Date of Award

Spring 5-2015

Degree Type

Masters Thesis

Degree Name

Master of Science (MS)


Marine Science

Committee Chair

Vernon Asper

Committee Chair Department

Marine Science

Committee Member 2

Arne Diercks

Committee Member 2 Department

Marine Science

Committee Member 3

William "Monty" Graham

Committee Member 3 Department

Marine Science


After budgeting for response efforts and natural processes, over one million barrels of oil from the BP oil spill were unaccounted for. A hypothesis coined "The Dirty Blizzard" formed subsequent to observations of large and numerous oiled marine snow aggregates amidst the surface slick proposed that a large quantity of oil sank to depth via the aggregates.

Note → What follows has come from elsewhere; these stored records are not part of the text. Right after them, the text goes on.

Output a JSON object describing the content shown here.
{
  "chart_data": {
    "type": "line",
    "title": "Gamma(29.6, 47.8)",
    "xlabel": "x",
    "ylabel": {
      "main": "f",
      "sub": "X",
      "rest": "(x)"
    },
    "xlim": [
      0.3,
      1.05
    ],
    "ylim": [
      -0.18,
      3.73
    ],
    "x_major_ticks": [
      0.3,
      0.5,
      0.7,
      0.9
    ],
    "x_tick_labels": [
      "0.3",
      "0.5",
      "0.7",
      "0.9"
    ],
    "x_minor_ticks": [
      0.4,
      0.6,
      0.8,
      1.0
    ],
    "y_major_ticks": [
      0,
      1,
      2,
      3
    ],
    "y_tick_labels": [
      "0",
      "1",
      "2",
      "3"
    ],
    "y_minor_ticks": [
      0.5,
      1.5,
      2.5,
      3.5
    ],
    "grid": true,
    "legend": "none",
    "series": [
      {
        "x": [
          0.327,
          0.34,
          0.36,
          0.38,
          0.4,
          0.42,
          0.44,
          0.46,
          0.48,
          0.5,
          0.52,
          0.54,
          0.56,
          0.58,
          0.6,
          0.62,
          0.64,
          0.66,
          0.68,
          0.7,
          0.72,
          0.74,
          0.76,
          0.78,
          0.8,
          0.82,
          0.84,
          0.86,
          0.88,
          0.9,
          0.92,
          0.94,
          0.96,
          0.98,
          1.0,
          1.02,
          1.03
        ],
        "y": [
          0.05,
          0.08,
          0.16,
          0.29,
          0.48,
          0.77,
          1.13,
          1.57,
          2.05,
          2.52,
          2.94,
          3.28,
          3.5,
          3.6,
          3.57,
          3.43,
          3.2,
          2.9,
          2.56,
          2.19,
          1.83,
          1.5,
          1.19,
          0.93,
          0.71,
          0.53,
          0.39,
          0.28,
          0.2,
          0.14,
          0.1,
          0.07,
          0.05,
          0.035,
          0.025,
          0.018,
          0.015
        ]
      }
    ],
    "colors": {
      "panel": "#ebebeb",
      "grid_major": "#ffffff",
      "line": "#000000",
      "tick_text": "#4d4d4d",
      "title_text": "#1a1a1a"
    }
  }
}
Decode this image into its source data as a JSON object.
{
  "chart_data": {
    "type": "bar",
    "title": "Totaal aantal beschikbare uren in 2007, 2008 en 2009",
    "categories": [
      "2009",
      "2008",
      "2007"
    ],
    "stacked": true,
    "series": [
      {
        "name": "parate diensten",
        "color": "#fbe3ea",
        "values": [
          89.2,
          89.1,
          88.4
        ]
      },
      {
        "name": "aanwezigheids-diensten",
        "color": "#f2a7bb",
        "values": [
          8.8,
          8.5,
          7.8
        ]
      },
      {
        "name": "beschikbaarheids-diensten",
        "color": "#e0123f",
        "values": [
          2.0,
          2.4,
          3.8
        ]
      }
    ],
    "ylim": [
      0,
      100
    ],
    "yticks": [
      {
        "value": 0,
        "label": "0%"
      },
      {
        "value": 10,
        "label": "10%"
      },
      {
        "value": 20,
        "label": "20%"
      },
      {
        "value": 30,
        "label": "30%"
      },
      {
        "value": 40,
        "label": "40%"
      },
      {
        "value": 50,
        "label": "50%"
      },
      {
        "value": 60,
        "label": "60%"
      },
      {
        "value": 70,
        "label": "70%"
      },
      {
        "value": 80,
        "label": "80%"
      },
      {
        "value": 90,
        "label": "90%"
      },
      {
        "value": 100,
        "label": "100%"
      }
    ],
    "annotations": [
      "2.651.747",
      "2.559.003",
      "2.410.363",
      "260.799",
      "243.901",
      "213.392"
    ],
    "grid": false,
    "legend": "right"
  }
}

Having reached the seafloor, aggregates were subject to microbial degradation and to redistribution due to bottom currents. To assist in characterizing redistribution of particles near the seafloor, sediment traps, marine snow cameras, and acoustic Doppler current profilers (ADCPs) were deployed at two sites below the continental shelf break. One site was underneath the oiling footprint near the location of the Deepwater Horizon wellhead and another site was away from the oiling footprint in an area of observed natural seepage. Since oiled particles presumably contained constituents dense enough to sink buoyant oil, which continued to degrade leaving behind relatively heavy components, it was hypothesized that particles at the oiled site would have faster settling velocities than particles at the unoiled site. Using data from time the ADCPs, the sediment traps, and the marine snow profiling cameras, an examination of particle sources is undertaken. Marine snow was not found to be denser underneath the oiling footprint, and marine snow flux periodicities did not match current periodicities.